Plan delivery routes with time window constraints. Check feasibility of delivery schedules, calculate slack time, and identify tight windows for better planning.
Time window delivery planning ensures that each stop on a route is serviced within its required time window. Retailers, restaurants, and hospitals often mandate specific delivery windows — missing them results in penalties, refused deliveries, and damaged customer relationships.
Effective time window planning balances route efficiency with schedule compliance. The cheapest route is useless if it can't meet delivery appointments. This requires careful calculation of drive times between stops, service times at each stop, and buffer for unexpected delays.
This calculator helps you check whether a delivery schedule is feasible. Enter your route start time, stop count, average drive and service times, and delivery window requirements to see if the schedule works and how much slack time you have.
Supply-chain managers, warehouse operators, and shipping coordinators rely on precise time window delivery data to maintain efficiency and control costs across complex distribution networks. Revisit this calculator whenever conditions change to keep your logistics plans aligned with real-world performance.
Late deliveries cause detention charges ($50-$100/hour), refused loads, customer penalties, and lost business. Planning routes with accurate time window analysis prevents these costly failures. Even a 5% improvement in on-time delivery can save thousands in penalty avoidance. Real-time recalculation lets you model different scenarios quickly, ensuring your logistics decisions are backed by accurate, up-to-date numbers.
Total Route Time = (Stops × Service Time) + ((Stops − 1) × Drive Time Between Stops) + First Stop Drive Time Latest Completion = Start Time + Total Route Time Slack = Deadline − Latest Completion Feasible = Slack ≥ 0
Result: Route ends at 3:18 PM | Slack = 42 minutes
Total time: 12 × 15 min service + 11 × 18 min drive = 180 + 198 + 30 min to first stop = 408 min (6 hrs 48 min). Start at 6:00 AM, end at 12:48 PM + 30 min = 3:18 PM. Deadline 4:00 PM gives 42 min slack. Schedule is feasible.
There are hard windows (delivery must occur within the window or it's refused) and soft windows (preferred times with penalties for deviation). Hard windows include retail DC appointments and medical supply deliveries. Soft windows include residential delivery preferences. Your planning approach differs for each.
Start by listing all stops with their windows, then sort by window closing time. Assign stops with the tightest windows first, building the route around these constraints. Fill in flexible stops in the gaps. This approach ensures critical appointments are met while maximizing the number of stops per route.
Even the best plan encounters disruptions. Use telematics and driver communication to monitor progress in real time. When delays occur, proactively contact downstream customers, adjust ETAs, and if necessary, dispatch a second vehicle to handle the remaining stops.
A delivery time window is the timeframe during which a recipient will accept delivery. For example, a restaurant may have a 6:00-8:00 AM window for morning deliveries. Missing the window means returning later at additional cost or losing the delivery.
When two stops have overlapping must-arrive windows that conflict with efficient routing, prioritize the higher-penalty or higher-value stop. Consider splitting the route or adding a second vehicle. Negotiate expanded windows with flexible customers.

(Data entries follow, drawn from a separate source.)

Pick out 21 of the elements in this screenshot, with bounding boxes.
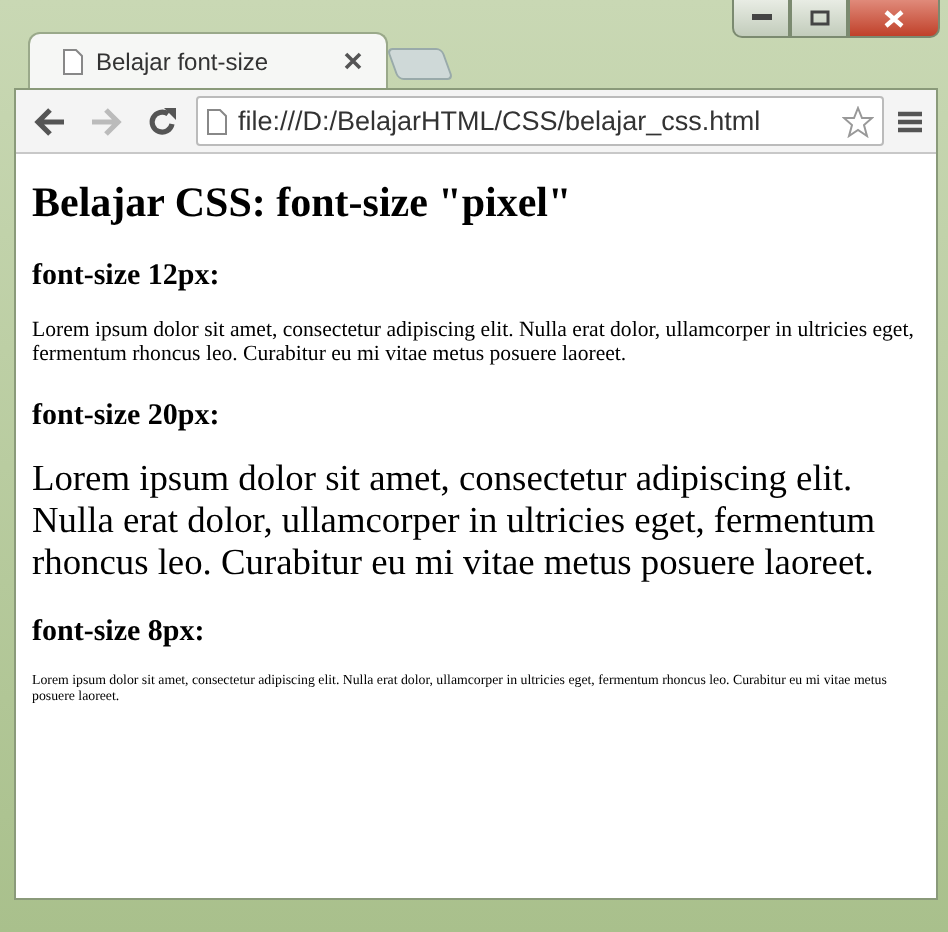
menu-icon[interactable]: [896, 109, 924, 133]
address-bar[interactable]: file:///D:/BelajarHTML/CSS/belajar_css.html: [196, 96, 884, 146]
back-icon[interactable]: [34, 107, 66, 135]
tab-title: Belajar font-size: [96, 47, 271, 75]
page-heading: Belajar CSS: font-size "pixel": [32, 178, 574, 228]
section-heading: font-size 20px:: [32, 399, 222, 434]
reload-icon[interactable]: [146, 105, 178, 137]
close-button[interactable]: [848, 0, 940, 38]
maximize-button[interactable]: [790, 0, 848, 38]
browser-tab[interactable]: Belajar font-size: [28, 32, 388, 88]
section-heading: font-size 8px:: [32, 616, 207, 651]
close-icon[interactable]: [344, 52, 362, 70]
minimize-icon[interactable]: [751, 14, 771, 22]
paragraph: Lorem ipsum dolor sit amet, consectetur adipiscing elit. Nulla erat dolor, ullamcorper in ultricies eget, fermentum rhoncus leo. Curabitur eu mi vitae metus posuere laoreet.: [32, 318, 916, 368]
section-heading: font-size 12px:: [32, 260, 222, 294]
page-icon: [206, 107, 228, 135]
minimize-button[interactable]: [732, 0, 790, 38]
page-icon: [62, 47, 84, 75]
star-icon[interactable]: [842, 105, 874, 137]
maximize-icon[interactable]: [809, 10, 829, 26]
paragraph: Lorem ipsum dolor sit amet, consectetur adipiscing elit. Nulla erat dolor, ullamcorper in ultricies eget, fermentum rhoncus leo. Curabitur eu mi vitae metus posuere laoreet.: [32, 457, 878, 585]
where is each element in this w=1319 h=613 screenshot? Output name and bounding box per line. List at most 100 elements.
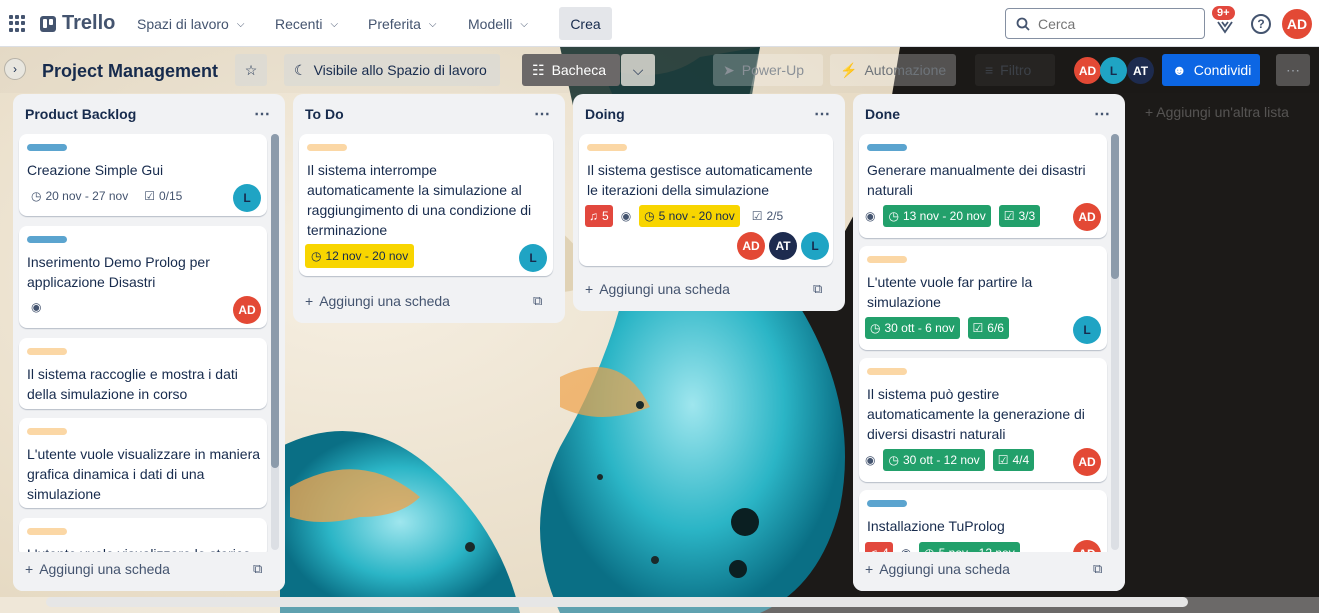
due-date-badge[interactable]: ◷ 13 nov - 20 nov — [883, 205, 991, 227]
add-card-button[interactable]: + Aggiungi una scheda — [305, 293, 450, 309]
nav-recent[interactable]: Recenti ⌵ — [265, 8, 348, 40]
card-template-icon[interactable]: ⧉ — [253, 561, 262, 577]
chevron-down-icon: ⌵ — [236, 18, 245, 30]
list-title[interactable]: Done — [865, 106, 900, 122]
due-date-badge[interactable]: ◷ 5 nov - 20 nov — [639, 205, 740, 227]
card-label[interactable] — [27, 348, 67, 355]
filter-button[interactable]: ≡ Filtro — [975, 54, 1055, 86]
plus-icon: + — [305, 293, 314, 309]
card-label[interactable] — [867, 144, 907, 151]
add-person-icon: ☻ — [1172, 62, 1187, 78]
checklist-badge: ☑ 6/6 — [967, 317, 1009, 339]
help-icon[interactable]: ? — [1251, 14, 1271, 34]
trello-logo[interactable]: Trello — [40, 12, 115, 35]
card-template-icon[interactable]: ⧉ — [533, 293, 542, 309]
bell-icon: ♫ — [589, 209, 598, 223]
due-date-badge[interactable]: ◷ 12 nov - 20 nov — [305, 244, 415, 268]
board-horizontal-scrollbar[interactable] — [46, 597, 1188, 607]
card-label[interactable] — [867, 368, 907, 375]
due-date-badge[interactable]: ◷ 20 nov - 27 nov — [27, 185, 132, 207]
member-avatar[interactable]: AD — [1073, 203, 1101, 231]
card-badges: ◉ ◷ 13 nov - 20 nov ☑ 3/3 — [865, 205, 1041, 227]
plus-icon: + — [865, 561, 874, 577]
card-label[interactable] — [307, 144, 347, 151]
user-avatar[interactable]: AD — [1282, 9, 1312, 39]
card[interactable]: Inserimento Demo Prolog per applicazione… — [19, 226, 267, 328]
add-card-button[interactable]: + Aggiungi una scheda — [865, 561, 1010, 577]
card-title: Il sistema interrompe automaticamente la… — [307, 162, 532, 238]
due-date-badge[interactable]: ◷ 30 ott - 12 nov — [883, 449, 985, 471]
card-label[interactable] — [587, 144, 627, 151]
more-dots-icon[interactable]: ⋯ — [254, 104, 271, 124]
more-dots-icon: ⋯ — [1286, 61, 1300, 78]
card-template-icon[interactable]: ⧉ — [813, 281, 822, 297]
card[interactable]: L'utente vuole visualizzare in maniera g… — [19, 418, 267, 508]
list-title[interactable]: To Do — [305, 106, 344, 122]
list-scrollbar[interactable] — [271, 134, 279, 550]
list-title[interactable]: Product Backlog — [25, 106, 136, 122]
card-label[interactable] — [867, 500, 907, 507]
more-dots-icon[interactable]: ⋯ — [1094, 104, 1111, 124]
search-box[interactable] — [1005, 8, 1205, 39]
card-label[interactable] — [27, 144, 67, 151]
view-switcher-button[interactable]: ⌵ — [621, 54, 655, 86]
powerup-button[interactable]: ➤ Power-Up — [713, 54, 823, 86]
nav-workspaces[interactable]: Spazi di lavoro ⌵ — [127, 8, 254, 40]
automation-button[interactable]: ⚡ Automazione — [830, 54, 956, 86]
card-label[interactable] — [27, 528, 67, 535]
add-list-button[interactable]: + Aggiungi un'altra lista — [1145, 104, 1289, 120]
member-avatar[interactable]: AD — [233, 296, 261, 324]
card[interactable]: Il sistema raccoglie e mostra i dati del… — [19, 338, 267, 409]
star-button[interactable]: ☆ — [235, 54, 267, 86]
add-list-label: Aggiungi un'altra lista — [1156, 104, 1289, 120]
card[interactable]: Il sistema interrompe automaticamente la… — [299, 134, 553, 276]
add-card-button[interactable]: + Aggiungi una scheda — [25, 561, 170, 577]
member-avatar[interactable]: L — [1073, 316, 1101, 344]
list-header[interactable]: To Do ⋯ — [293, 94, 565, 134]
member-avatar[interactable]: AD — [1074, 57, 1101, 84]
member-avatar[interactable]: L — [801, 232, 829, 260]
card-label[interactable] — [27, 428, 67, 435]
checklist-badge: ☑ 4/4 — [992, 449, 1035, 471]
member-avatar[interactable]: AT — [769, 232, 797, 260]
create-button[interactable]: Crea — [559, 7, 612, 40]
list-scrollbar[interactable] — [1111, 134, 1119, 550]
card-label[interactable] — [867, 256, 907, 263]
card-template-icon[interactable]: ⧉ — [1093, 561, 1102, 577]
board-view-button[interactable]: ☷ Bacheca — [522, 54, 620, 86]
due-date-text: 30 ott - 12 nov — [902, 453, 980, 467]
card[interactable]: Il sistema può gestire automaticamente l… — [859, 358, 1107, 482]
nav-templates[interactable]: Modelli ⌵ — [458, 8, 538, 40]
board-title[interactable]: Project Management — [42, 61, 218, 82]
member-avatar[interactable]: AD — [1073, 448, 1101, 476]
card[interactable]: Installazione TuProlog ♫4 ◉ ◷5 nov - 12 … — [859, 490, 1107, 560]
board-menu-button[interactable]: ⋯ — [1276, 54, 1310, 86]
member-avatar[interactable]: AT — [1127, 57, 1154, 84]
due-date-badge[interactable]: ◷ 30 ott - 6 nov — [865, 317, 960, 339]
visibility-button[interactable]: ☾ Visibile allo Spazio di lavoro — [284, 54, 500, 86]
nav-starred[interactable]: Preferita ⌵ — [358, 8, 447, 40]
member-avatar[interactable]: L — [519, 244, 547, 272]
more-dots-icon[interactable]: ⋯ — [814, 104, 831, 124]
list-header[interactable]: Doing ⋯ — [573, 94, 845, 134]
add-card-button[interactable]: + Aggiungi una scheda — [585, 281, 730, 297]
member-avatar[interactable]: L — [233, 184, 261, 212]
card-label[interactable] — [27, 236, 67, 243]
card[interactable]: Creazione Simple Gui ◷ 20 nov - 27 nov ☑ 0… — [19, 134, 267, 216]
more-dots-icon[interactable]: ⋯ — [534, 104, 551, 124]
search-input[interactable] — [1038, 15, 1188, 32]
card[interactable]: Generare manualmente dei disastri natura… — [859, 134, 1107, 238]
list-header[interactable]: Done ⋯ — [853, 94, 1125, 134]
due-date-text: 30 ott - 6 nov — [884, 321, 955, 335]
automation-label: Automazione — [864, 62, 947, 78]
card[interactable]: Il sistema gestisce automaticamente le i… — [579, 134, 833, 266]
sidebar-toggle-chevron-icon[interactable]: › — [4, 58, 26, 80]
share-button[interactable]: ☻ Condividi — [1162, 54, 1260, 86]
checklist-text: 0/15 — [158, 189, 183, 203]
member-avatar[interactable]: L — [1100, 57, 1127, 84]
app-switcher-icon[interactable] — [9, 15, 26, 32]
list-header[interactable]: Product Backlog ⋯ — [13, 94, 285, 134]
card[interactable]: L'utente vuole far partire la simulazion… — [859, 246, 1107, 350]
member-avatar[interactable]: AD — [737, 232, 765, 260]
list-title[interactable]: Doing — [585, 106, 625, 122]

Common causes include: unrealistic planning (too many stops for the time available), traffic delays, long service times at earlier stops, vehicle breakdowns, and incorrect drive time estimates. Buffer time and real-time monitoring mitigate most issues.
Add 2-5 minutes per stop for urban routes and 5-10 minutes for long-haul. Also add a global buffer of 30-60 minutes for the overall route. This accounts for cumulative delays that inevitably occur across multiple stops.
Yes, route optimization software like Route4Me, OptimoRoute, and Descartes specifically handle time window constraints. They find the route that minimizes distance while respecting all delivery windows, something that's extremely difficult to do manually.
Penalties vary: retail DCs charge $200-$500 per late delivery, restaurants may refuse delivery requiring a rescheduled trip ($100-$300 cost), and hospitals may charge $100-$200/hour for waiting. Some customers deduct penalties directly from invoices.